In that speech, Bond said of the Bush administration: "They preach racial neutrality and practice racial division. They've tried to patch the leaky economy and every other domestic problem with duct tape and plastic sheets. They write a new constitution of Iraq and they ignore the Constitution here at home."
For an organization to keep its tax-exempt status, "leaders cannot make partisan comments in official organization publications or at official organizational functions," according to an Oct. 8 letter to the NAACP from the IRS office in Louisville, Ky.
The NAACP had until last Saturday to respond but was granted an extension until next week, Bond said. He criticized the IRS for trying to limit the group's ability to express its opinions.
"Coming just weeks before the election, what other reason could there be," Bond said in a telephone interview Thursday. "We have always been nonpartisan, but we are not noncritical."
He charged that the investigation amounted to a "blatant political use of the IRS."
Federal law bars the IRS from commenting on investigations into specific tax-exempt organizations such as the NAACP. But the agency's commissioner said any investigations are based on decisions by career civil servants and not political appointees.
"Any suggestion that the IRS has tilted its audit activities for political purposes is repugnant and groundless," Mark Everson said in a statement.

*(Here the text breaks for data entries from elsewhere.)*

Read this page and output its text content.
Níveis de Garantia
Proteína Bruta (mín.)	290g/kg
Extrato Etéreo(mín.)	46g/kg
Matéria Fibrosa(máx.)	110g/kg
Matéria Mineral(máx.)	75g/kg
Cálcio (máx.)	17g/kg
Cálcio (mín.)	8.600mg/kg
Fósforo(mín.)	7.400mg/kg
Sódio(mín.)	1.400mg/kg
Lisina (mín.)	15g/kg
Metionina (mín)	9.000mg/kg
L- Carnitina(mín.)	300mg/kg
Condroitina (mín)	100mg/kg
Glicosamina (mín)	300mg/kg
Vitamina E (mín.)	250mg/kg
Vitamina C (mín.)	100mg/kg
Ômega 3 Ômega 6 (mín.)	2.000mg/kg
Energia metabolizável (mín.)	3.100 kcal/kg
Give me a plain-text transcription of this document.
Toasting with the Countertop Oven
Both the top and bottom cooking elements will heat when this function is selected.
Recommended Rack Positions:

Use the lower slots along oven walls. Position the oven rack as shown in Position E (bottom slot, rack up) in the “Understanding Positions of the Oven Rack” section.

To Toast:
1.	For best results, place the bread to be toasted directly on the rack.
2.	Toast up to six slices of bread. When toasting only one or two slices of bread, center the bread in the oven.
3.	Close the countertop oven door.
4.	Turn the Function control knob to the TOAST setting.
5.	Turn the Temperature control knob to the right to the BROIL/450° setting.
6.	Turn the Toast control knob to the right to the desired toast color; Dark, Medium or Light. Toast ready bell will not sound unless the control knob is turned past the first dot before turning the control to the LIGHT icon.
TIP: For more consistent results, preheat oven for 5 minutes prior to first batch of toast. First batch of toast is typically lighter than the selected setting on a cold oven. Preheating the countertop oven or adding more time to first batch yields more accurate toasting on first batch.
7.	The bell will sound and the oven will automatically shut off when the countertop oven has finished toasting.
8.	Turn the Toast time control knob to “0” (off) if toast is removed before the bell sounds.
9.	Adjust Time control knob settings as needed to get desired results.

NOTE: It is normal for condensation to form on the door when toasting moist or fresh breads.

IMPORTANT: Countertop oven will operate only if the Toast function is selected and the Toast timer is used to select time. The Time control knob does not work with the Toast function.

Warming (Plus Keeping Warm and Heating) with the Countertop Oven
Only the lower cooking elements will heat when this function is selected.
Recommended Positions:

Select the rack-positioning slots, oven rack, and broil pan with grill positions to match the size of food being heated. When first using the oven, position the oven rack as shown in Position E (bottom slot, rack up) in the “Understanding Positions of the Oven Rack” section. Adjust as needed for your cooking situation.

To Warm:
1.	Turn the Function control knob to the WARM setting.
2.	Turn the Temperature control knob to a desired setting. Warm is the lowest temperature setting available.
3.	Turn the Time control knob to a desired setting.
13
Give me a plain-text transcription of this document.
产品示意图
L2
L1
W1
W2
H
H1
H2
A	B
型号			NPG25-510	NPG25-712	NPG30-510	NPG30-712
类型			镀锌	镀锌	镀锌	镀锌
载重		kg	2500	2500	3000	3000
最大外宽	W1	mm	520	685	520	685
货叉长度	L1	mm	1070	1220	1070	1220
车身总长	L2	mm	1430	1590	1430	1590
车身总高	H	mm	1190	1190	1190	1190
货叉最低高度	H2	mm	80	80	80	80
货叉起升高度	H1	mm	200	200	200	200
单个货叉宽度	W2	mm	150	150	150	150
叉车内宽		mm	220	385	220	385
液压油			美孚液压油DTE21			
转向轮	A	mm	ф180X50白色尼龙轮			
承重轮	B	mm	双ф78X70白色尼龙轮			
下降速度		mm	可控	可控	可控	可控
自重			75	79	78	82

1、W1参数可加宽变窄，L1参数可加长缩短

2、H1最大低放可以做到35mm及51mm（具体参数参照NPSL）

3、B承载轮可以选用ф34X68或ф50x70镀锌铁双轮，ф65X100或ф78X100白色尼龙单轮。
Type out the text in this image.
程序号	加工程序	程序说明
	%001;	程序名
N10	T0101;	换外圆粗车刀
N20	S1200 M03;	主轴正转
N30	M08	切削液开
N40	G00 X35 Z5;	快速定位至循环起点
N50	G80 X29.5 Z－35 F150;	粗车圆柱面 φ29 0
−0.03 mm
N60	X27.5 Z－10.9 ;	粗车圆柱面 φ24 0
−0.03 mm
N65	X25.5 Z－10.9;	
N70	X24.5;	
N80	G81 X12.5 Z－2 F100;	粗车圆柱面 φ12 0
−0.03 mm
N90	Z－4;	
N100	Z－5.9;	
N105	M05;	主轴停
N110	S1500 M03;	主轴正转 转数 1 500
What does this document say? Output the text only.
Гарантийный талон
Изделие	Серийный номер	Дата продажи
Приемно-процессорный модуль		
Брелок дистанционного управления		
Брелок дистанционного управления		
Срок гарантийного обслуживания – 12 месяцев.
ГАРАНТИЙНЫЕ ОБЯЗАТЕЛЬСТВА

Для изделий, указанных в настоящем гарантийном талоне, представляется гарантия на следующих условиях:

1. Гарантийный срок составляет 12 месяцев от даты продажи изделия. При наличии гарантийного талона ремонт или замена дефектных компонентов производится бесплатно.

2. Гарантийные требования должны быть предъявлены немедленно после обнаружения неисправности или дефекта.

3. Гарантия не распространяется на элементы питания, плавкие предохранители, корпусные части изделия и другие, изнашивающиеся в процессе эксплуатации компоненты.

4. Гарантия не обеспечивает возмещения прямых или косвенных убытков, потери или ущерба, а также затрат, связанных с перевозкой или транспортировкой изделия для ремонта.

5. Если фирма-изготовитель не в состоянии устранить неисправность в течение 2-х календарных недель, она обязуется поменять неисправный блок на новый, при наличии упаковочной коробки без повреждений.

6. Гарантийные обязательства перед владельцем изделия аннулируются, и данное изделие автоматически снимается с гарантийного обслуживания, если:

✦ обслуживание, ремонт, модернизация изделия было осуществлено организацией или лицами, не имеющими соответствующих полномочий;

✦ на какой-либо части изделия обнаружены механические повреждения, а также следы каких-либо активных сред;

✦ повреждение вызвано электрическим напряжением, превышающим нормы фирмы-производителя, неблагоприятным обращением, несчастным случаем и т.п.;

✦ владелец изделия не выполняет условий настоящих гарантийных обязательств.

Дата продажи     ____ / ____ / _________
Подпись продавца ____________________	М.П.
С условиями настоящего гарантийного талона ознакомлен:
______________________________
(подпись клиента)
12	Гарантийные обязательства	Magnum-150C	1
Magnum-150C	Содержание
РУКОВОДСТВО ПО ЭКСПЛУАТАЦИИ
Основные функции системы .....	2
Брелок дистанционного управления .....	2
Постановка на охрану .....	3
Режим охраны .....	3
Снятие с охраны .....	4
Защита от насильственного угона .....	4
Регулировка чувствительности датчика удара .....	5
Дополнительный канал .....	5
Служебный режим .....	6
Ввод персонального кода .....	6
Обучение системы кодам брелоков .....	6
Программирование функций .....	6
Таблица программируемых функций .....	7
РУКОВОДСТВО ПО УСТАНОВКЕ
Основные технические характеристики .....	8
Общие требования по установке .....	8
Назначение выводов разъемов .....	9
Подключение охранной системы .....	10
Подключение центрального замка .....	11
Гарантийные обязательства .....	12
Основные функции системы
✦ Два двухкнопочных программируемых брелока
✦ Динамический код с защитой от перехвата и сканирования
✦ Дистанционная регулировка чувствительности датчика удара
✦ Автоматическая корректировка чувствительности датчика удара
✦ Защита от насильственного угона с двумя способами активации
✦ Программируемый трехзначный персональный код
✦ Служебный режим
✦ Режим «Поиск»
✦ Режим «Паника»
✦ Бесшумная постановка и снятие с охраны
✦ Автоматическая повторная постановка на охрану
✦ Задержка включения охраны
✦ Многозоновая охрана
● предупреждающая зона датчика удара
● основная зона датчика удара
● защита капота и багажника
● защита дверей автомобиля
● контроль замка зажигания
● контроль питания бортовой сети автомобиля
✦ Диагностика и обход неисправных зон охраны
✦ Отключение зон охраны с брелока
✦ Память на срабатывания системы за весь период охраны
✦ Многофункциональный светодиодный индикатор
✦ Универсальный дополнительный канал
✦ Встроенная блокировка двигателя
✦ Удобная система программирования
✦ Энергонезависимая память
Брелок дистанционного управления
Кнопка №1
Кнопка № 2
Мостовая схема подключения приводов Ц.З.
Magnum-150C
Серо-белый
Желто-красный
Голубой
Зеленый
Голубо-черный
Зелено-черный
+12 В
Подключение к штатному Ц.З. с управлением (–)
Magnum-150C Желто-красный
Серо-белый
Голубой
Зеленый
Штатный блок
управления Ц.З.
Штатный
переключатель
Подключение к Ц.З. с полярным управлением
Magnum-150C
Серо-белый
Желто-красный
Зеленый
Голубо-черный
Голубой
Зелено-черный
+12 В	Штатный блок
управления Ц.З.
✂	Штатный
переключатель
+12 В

Bond said his remarks in Philadelphia were in line with previous speeches from NAACP leaders who have criticized and praised Republican and Democratic administrations. The organization has not endorsed a candidate in this year's presidential race.
Democratic presidential candidate John Kerry spoke at this year's convention; Bush declined. The White House has accused the group's leaders of growing more partisan since the 2000 campaign.
At the convention, Bond criticized Bush's judicial appointments and placed blame for the federal budget deficit "squarely on the tax giveaways for the rich."
Bond encouraged blacks to vote, adding, "We know that if whites and nonwhites vote in the same percentages as they did in 2000, Bush will be re-defeated by 3 million votes," according to a transcript provided by NAACP aides.
The NAACP questioned whether timing of the audit was designed to suppress turnout of blacks and Hispanics in Tuesday's presidential election.